When this is asked in interviews#
This is a senior-level question on ML-research, AI-infrastructure, and AI-strategy loops. It also comes up on AI-platform loops when the team interacts with frontier labs or has to make build-vs-buy decisions at the model level.
What the interviewer wants:
- Can you state the scaling laws (loss is power-law in compute, parameters, tokens) and the Chinchilla refinement (
~20:1token-to-parameter ratio). - Do you understand why Chinchilla-optimal isn’t the same as inference-optimal, and which one frontier labs actually chase in 2026.
- Can you reason about emergent capabilities — what they are, what’s debated, and how they affect model choice.
Common follow-ups:
- “Why isn’t bigger always better in production?” — inference cost scales with parameters, latency scales with parameters, the marginal capability gain from doubling parameters is small for most production tasks.
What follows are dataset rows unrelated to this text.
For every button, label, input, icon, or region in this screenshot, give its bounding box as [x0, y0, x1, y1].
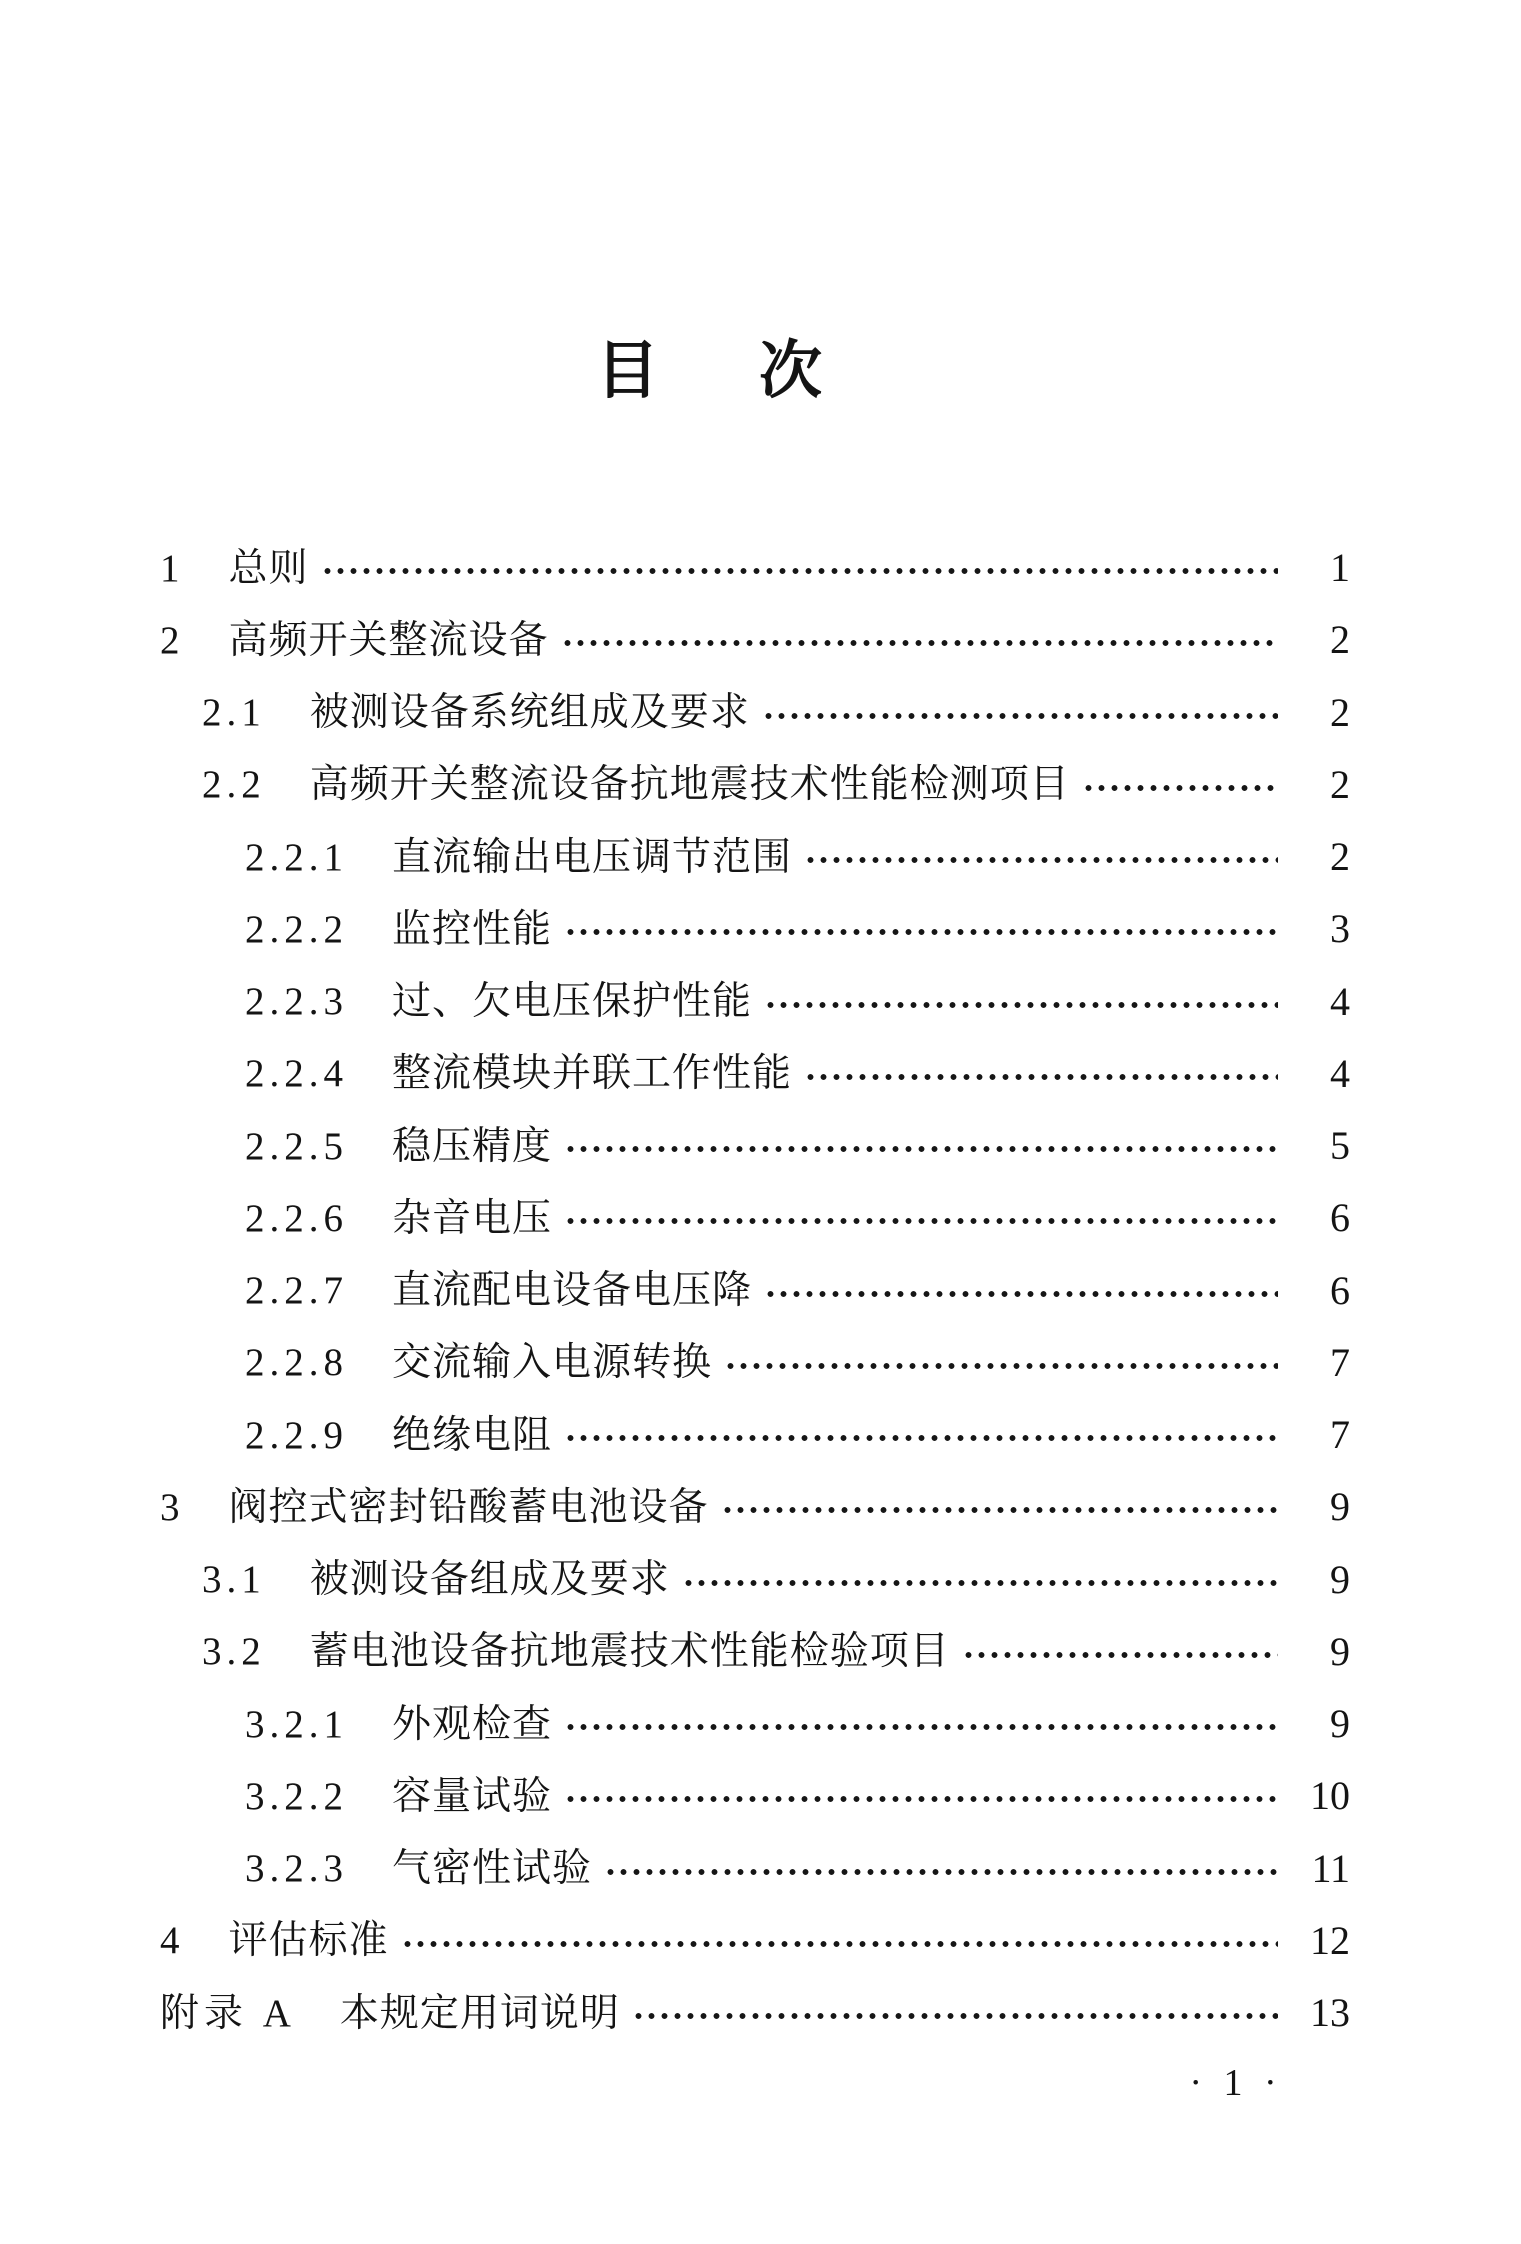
toc-entry-page: 12 — [1310, 1917, 1350, 1963]
toc-entry-page: 2 — [1330, 689, 1350, 735]
toc-entry-page: 6 — [1330, 1267, 1350, 1313]
page-title-char-1: 目 — [596, 334, 659, 407]
toc-entry-number: 2.2.3 — [245, 980, 348, 1024]
toc-entry-page: 6 — [1330, 1195, 1350, 1241]
toc-row — [160, 1688, 1350, 1760]
toc-entry-title: 蓄电池设备抗地震技术性能检验项目 — [309, 1630, 950, 1674]
dot-leader — [632, 2009, 1278, 2023]
toc-entry-title: 直流输出电压调节范围 — [392, 835, 793, 879]
toc-row — [160, 1471, 1350, 1543]
toc-list — [160, 532, 1350, 2049]
dot-leader — [604, 1865, 1278, 1879]
toc-entry-title: 过、欠电压保护性能 — [392, 980, 753, 1024]
dot-leader — [682, 1576, 1278, 1590]
toc-entry-title: 高频开关整流设备 — [228, 618, 549, 662]
toc-row — [160, 677, 1350, 749]
toc-entry-number: 2.2.8 — [245, 1341, 348, 1385]
toc-entry-title: 被测设备系统组成及要求 — [309, 691, 750, 735]
toc-entry-number: 4 — [160, 1919, 185, 1963]
toc-row — [160, 1833, 1350, 1905]
toc-entry-title: 直流配电设备电压降 — [392, 1269, 753, 1313]
toc-entry-title: 本规定用词说明 — [339, 1991, 620, 2035]
toc-row — [160, 1110, 1350, 1182]
toc-entry-page: 4 — [1330, 1050, 1350, 1096]
toc-entry-page: 13 — [1310, 1990, 1350, 2036]
toc-row — [160, 1255, 1350, 1327]
dot-leader — [764, 1287, 1278, 1301]
toc-entry-number: 2 — [160, 618, 185, 662]
dot-leader — [561, 636, 1278, 650]
toc-entry-title: 评估标准 — [228, 1919, 389, 1963]
toc-entry-title: 监控性能 — [392, 907, 553, 951]
toc-entry-number: 3.1 — [202, 1558, 266, 1602]
dot-leader — [401, 1937, 1278, 1951]
toc-entry-number: 2.2 — [202, 763, 266, 807]
toc-entry-page: 9 — [1330, 1556, 1350, 1602]
footer-page-number: · 1 · — [1189, 2062, 1283, 2104]
toc-entry-number: 2.2.9 — [245, 1413, 348, 1457]
toc-entry-number: 2.1 — [202, 691, 266, 735]
dot-leader — [1082, 781, 1278, 795]
toc-entry-title: 外观检查 — [392, 1702, 553, 1746]
toc-entry-number: 2.2.6 — [245, 1196, 348, 1240]
toc-row — [160, 1327, 1350, 1399]
toc-entry-number: 1 — [160, 546, 185, 590]
toc-entry-page: 2 — [1330, 834, 1350, 880]
toc-row — [160, 1399, 1350, 1471]
toc-entry-title: 稳压精度 — [392, 1124, 553, 1168]
dot-leader — [804, 853, 1278, 867]
toc-row — [160, 749, 1350, 821]
toc-entry-number: 3 — [160, 1485, 185, 1529]
toc-row — [160, 1182, 1350, 1254]
toc-entry-number: 2.2.4 — [245, 1052, 348, 1096]
toc-entry-page: 9 — [1330, 1484, 1350, 1530]
toc-row — [160, 966, 1350, 1038]
toc-entry-page: 2 — [1330, 617, 1350, 663]
dot-leader — [564, 1792, 1278, 1806]
toc-entry-page: 7 — [1330, 1412, 1350, 1458]
toc-entry-number: 3.2.1 — [245, 1702, 348, 1746]
page-title-char-2: 次 — [759, 334, 822, 407]
toc-entry-page: 4 — [1330, 978, 1350, 1024]
toc-row — [160, 893, 1350, 965]
toc-entry-title: 阀控式密封铅酸蓄电池设备 — [228, 1485, 709, 1529]
toc-row — [160, 532, 1350, 604]
toc-entry-title: 高频开关整流设备抗地震技术性能检测项目 — [309, 763, 1070, 807]
toc-entry-title: 容量试验 — [392, 1774, 553, 1818]
toc-entry-page: 10 — [1310, 1773, 1350, 1819]
toc-entry-page: 9 — [1330, 1628, 1350, 1674]
toc-row — [160, 1616, 1350, 1688]
dot-leader — [724, 1359, 1278, 1373]
dot-leader — [321, 564, 1278, 578]
toc-entry-number: 3.2.2 — [245, 1774, 348, 1818]
toc-entry-number: 附录 A — [160, 1991, 296, 2035]
dot-leader — [564, 925, 1278, 939]
toc-row — [160, 1760, 1350, 1832]
dot-leader — [564, 1431, 1278, 1445]
dot-leader — [962, 1648, 1278, 1662]
toc-entry-page: 11 — [1311, 1845, 1350, 1891]
toc-entry-title: 总则 — [228, 546, 309, 590]
toc-row — [160, 821, 1350, 893]
dot-leader — [764, 998, 1278, 1012]
toc-entry-title: 气密性试验 — [392, 1847, 593, 1891]
toc-row — [160, 1977, 1350, 2049]
toc-entry-title: 交流输入电源转换 — [392, 1341, 713, 1385]
toc-entry-number: 2.2.1 — [245, 835, 348, 879]
toc-row — [160, 1905, 1350, 1977]
toc-entry-title: 被测设备组成及要求 — [309, 1558, 670, 1602]
dot-leader — [564, 1720, 1278, 1734]
toc-entry-page: 1 — [1330, 545, 1350, 591]
toc-row — [160, 1544, 1350, 1616]
toc-entry-page: 7 — [1330, 1339, 1350, 1385]
dot-leader — [721, 1503, 1278, 1517]
dot-leader — [804, 1070, 1278, 1084]
toc-entry-number: 2.2.7 — [245, 1269, 348, 1313]
page-title — [596, 334, 822, 407]
toc-entry-page: 3 — [1330, 906, 1350, 952]
toc-entry-title: 杂音电压 — [392, 1196, 553, 1240]
dot-leader — [564, 1142, 1278, 1156]
toc-entry-number: 3.2.3 — [245, 1847, 348, 1891]
toc-entry-title: 整流模块并联工作性能 — [392, 1052, 793, 1096]
dot-leader — [762, 709, 1278, 723]
toc-entry-number: 2.2.5 — [245, 1124, 348, 1168]
toc-entry-page: 5 — [1330, 1123, 1350, 1169]
toc-entry-number: 2.2.2 — [245, 907, 348, 951]
toc-row — [160, 1038, 1350, 1110]
toc-entry-title: 绝缘电阻 — [392, 1413, 553, 1457]
toc-entry-number: 3.2 — [202, 1630, 266, 1674]
toc-entry-page: 9 — [1330, 1701, 1350, 1747]
toc-entry-page: 2 — [1330, 761, 1350, 807]
toc-row — [160, 604, 1350, 676]
dot-leader — [564, 1214, 1278, 1228]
The right size is the smallest model that passes your evals.
- “What stops scaling from continuing?” — power (data-centre capacity), capital (each generation is
~10xmore expensive), data (high-quality tokens are finite), interconnect (training at the next scale needs better network fabric than exists). Not algorithmic — the math still works. - “Where will the next capability gains come from if scaling slows?” — post-training (RLHF, reasoning RL), tool use and agentic loops, multimodal data, better data curation, more inference-time compute. This is the active research bet at frontier labs.